The aneurysm may also be filled with an embolism-forming device. The embolism forming device may comprise, for example, a soft, flexible coil having a small (e.g., 10 mil) outer diameter. The embolism forming device may also comprise absorbable tissue and/or fibrin. Within a short period of time after the filling of the aneurysm with the embolism forming device, a thrombus forms in the aneurysm and is shortly thereafter complemented with a collagenous material which significantly lessens the potential for aneurysm rupture.
An articulator in accordance with the present invention may also be use to facilitate endoscopic retrograde cholangio-pancreaticography (ERCP). ERCP procedures are often used when diagnosing and treating abnormal pathologies within the bile duct and the pancreatic duct. During such a procedure, an endoscope may be introduced into the mouth of the patient. The endoscope may be guided through the patient's alimentary tract or canal until an opening at the distal end of the endoscope is proximate the location for gaining access to the area to receive treatment. At this point, the endoscope allows for an articulator in accordance with the present invention, to access the targeted area. The distal end of the endoscope may be positioned proximate the papilla of vater leading to the bile duct and the pancreatic duct. The articulator is guided through a lumen defined by the endoscope until a distal tip of the articulator emerges from the opening at the distal end of the endoscope. The articulator may be inserted in an opening at a proximal end of the endoscope and guided through a lumen defined by the endoscope until it emerges from the distal end of the endoscope. The articulator the articulator may then be guided through the orifice to the papilla of vater (located between the sphincter of oddi) leading to the bile duct and the pancreatic duct. A catheter may be advanced over the articulator until the distal end of the catheter is positioned in a desired location.
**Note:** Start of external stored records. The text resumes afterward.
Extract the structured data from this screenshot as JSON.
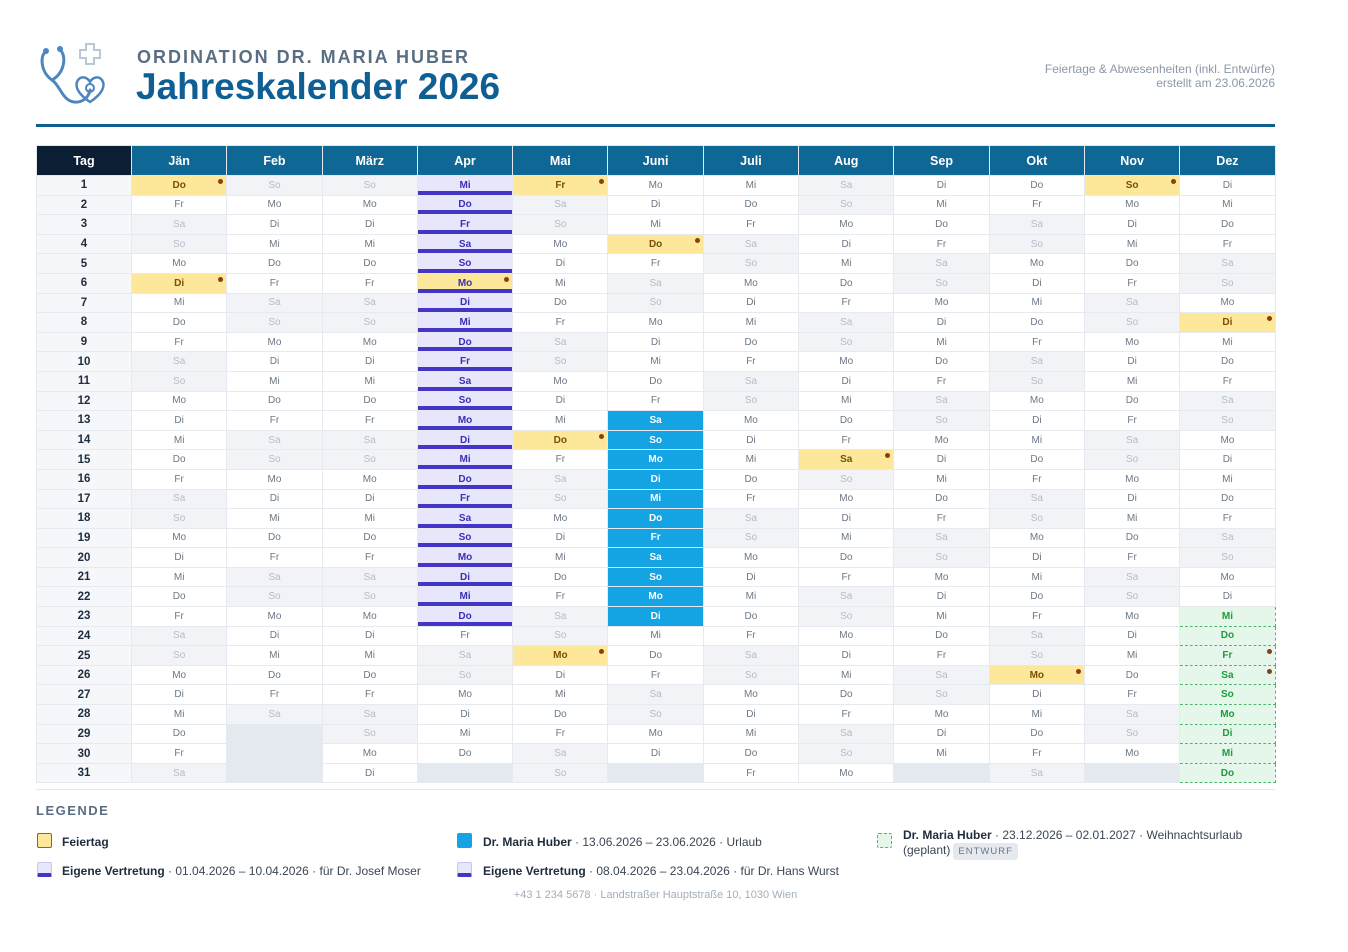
{
  "header": {
    "org": "ORDINATION DR. MARIA HUBER",
    "title": "Jahreskalender 2026",
    "meta_line1": "Feiertage & Abwesenheiten (inkl. Entwürfe)",
    "meta_line2": "erstellt am 23.06.2026"
  },
  "table": {
    "tag_header": "Tag",
    "months": [
      "Jän",
      "Feb",
      "März",
      "Apr",
      "Mai",
      "Juni",
      "Juli",
      "Aug",
      "Sep",
      "Okt",
      "Nov",
      "Dez"
    ],
    "weekday_abbr": [
      "So",
      "Mo",
      "Di",
      "Mi",
      "Do",
      "Fr",
      "Sa"
    ],
    "year": 2026,
    "holidays": [
      "1-1",
      "1-6",
      "4-6",
      "5-1",
      "5-14",
      "5-25",
      "6-4",
      "8-15",
      "10-26",
      "11-1",
      "12-8",
      "12-25",
      "12-26"
    ],
    "ranges": {
      "vertretung": {
        "month": 4,
        "from": 1,
        "to": 23
      },
      "urlaub": {
        "month": 6,
        "from": 13,
        "to": 23
      },
      "entwurf": {
        "month": 12,
        "from": 23,
        "to": 31
      }
    }
  },
  "legend": {
    "title": "LEGENDE",
    "feiertag": "Feiertag",
    "vertretung1_name": "Eigene Vertretung",
    "vertretung1_detail": " · 01.04.2026 – 10.04.2026 · für Dr. Josef Moser",
    "urlaub_name": "Dr. Maria Huber",
    "urlaub_detail": " · 13.06.2026 – 23.06.2026 · Urlaub",
    "vertretung2_name": "Eigene Vertretung",
    "vertretung2_detail": " · 08.04.2026 – 23.04.2026 · für Dr. Hans Wurst",
    "draft_name": "Dr. Maria Huber",
    "draft_detail": " · 23.12.2026 – 02.01.2027 · Weihnachtsurlaub (geplant)",
    "draft_badge": "ENTWURF"
  },
  "footer": "+43 1 234 5678   ·   Landstraßer Hauptstraße 10, 1030 Wien",
  "colors": {
    "brand": "#0f5f94",
    "holiday": "#fde79a",
    "vacation": "#14a3e3",
    "vertretung": "#4335c6",
    "draft": "#4cb86b"
  }
}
The catheter may be used to deliver fluoroscopic fluid to the bile duct and the pancreatic duct in order to diagnose pathological changes. The catheter may also be used to take biopsies, extract stones or insert stents to provide for an unobstructed bile or pancreatic flow. Once the articulator is properly positioned, the articulator helps to maintain the position of the catheter during these procedures.
Methods in accordance with the present invention are also possible with the step of urging the intermediate portion of the first wire to assume a curved shape aids a surgeon in aligning a tip of the articulator with the ostium of the coronary sinus of a human heart. Also, in some methods in accordance with the present disclosure, the step of urging the distal portion of the first wire to assume a shortened shape aids a surgeon in advancing articulator tip into the ostium of a human heart once the articulator tip is aligned with the ostium.
After becoming oxygenated in the lungs, blood returns to the heart via a plurality of pulmonary veins 578 that are each in fluid communication with the left atrium 568. A mitrial valve 580 is in fluid communication with both left atrium 568 and left ventricle 564. Blood returning from the lungs via pulmonary veins 578 may pass through mitrial valve 580 into left ventricle 564. During each heart beat, mitrial valve 580 closes and left ventricle 564 contracts, pumping blood through an aortic valve 582 and into the aorta 584. After passing through the aorta 584, oxygenated blood is distributed throughout the body.
In the embodiment of
Numerous characteristics and advantages of the invention covered by this document have been set forth in the foregoing description. It will be understood, however, that this disclosure is, in many respects, only illustrative. Changes may be made in details, particularly in matters of shape, size and ordering of steps without exceeding the scope of the invention. The invention's scope is, of course, defined in the language in which the appended claims are expressed.